Hi, I'm trying to analyze for the first time a set of 16S rRNA samples obtained from human faeces.
Short description
V3-V4 amplicons, paired-end sequencing (2x300 bp). Sequences were given already demultiplexed, so I create a manifest file and imported to QIIME2 (conda). There are 68 samples, each one with ~100.000 sequences of 301bp length.
So far, I have managed to import the sequences and generate a .qzv file.
paired-end-demux.qzv (312.6 KB)
1. At this point, should I trimm the first 16 bp of the FORWARD read (median Q score < 28) in order to assure a better quality downstream? How do I do this?
Regarding joining of paired reads
According to this tutorial (demultiplexing flowchart), next step is vsearch join-pairs
.
2. Should I use the parameter --p-truncqual
at this point? If I don't trim my forward sequence prior to this (as stated in question 1, and assign for example a Q of 30), given the quality of my sequences: would this mess up the sequences and the process? Is it better not to use this parameter?
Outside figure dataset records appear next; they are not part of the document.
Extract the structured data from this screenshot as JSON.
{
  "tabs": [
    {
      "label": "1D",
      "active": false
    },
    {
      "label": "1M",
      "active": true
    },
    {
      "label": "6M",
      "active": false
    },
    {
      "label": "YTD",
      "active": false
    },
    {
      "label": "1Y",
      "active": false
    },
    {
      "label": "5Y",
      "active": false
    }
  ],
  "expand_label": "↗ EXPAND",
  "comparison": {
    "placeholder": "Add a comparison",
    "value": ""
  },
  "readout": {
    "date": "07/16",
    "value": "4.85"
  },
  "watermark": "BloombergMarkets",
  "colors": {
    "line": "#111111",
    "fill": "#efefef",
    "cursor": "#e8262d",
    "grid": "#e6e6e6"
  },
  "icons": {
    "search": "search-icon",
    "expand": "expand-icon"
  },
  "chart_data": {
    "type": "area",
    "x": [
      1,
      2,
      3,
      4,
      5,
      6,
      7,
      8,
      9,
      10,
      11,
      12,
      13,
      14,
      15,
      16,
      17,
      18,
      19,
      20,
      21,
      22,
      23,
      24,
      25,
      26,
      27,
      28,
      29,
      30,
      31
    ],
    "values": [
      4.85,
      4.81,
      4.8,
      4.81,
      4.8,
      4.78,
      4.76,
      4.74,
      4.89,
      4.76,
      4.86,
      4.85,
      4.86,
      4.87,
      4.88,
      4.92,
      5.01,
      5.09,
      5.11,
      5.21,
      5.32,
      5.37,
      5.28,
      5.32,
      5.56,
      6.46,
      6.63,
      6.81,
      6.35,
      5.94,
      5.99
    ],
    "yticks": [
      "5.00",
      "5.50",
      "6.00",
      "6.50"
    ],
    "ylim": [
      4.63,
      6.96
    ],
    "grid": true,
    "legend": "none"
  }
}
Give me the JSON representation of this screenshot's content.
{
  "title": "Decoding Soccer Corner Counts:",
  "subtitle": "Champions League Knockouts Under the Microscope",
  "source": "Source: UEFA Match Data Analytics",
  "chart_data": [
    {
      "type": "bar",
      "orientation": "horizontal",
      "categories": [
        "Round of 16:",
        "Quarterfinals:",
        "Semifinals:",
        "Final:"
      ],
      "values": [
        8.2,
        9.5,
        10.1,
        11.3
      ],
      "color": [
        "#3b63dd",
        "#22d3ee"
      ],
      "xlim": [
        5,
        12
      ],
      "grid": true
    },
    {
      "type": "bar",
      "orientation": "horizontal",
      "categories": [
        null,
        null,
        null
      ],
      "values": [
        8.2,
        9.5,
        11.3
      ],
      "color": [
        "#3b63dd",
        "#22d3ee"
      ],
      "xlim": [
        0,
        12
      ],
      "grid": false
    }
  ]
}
- Should I keep the default
--p-minlen
value (1)?
3. What is the expected overlap of the sequences? How this affect the default parameter value of --p-minovlen
(10)? When and why should I change this parameter?
Regarding Quality Control
4. Why the quality-filter q-score-joined
method is said to be deprecated? Why is still recommended in the tutorial? What would be the alternative? Or is ok to still use it?
Regarding Denoising
I'm aiming to use Deblur and to generate ASVs. Any advice prior to reaching this step?
Thanks in advance for your time and help.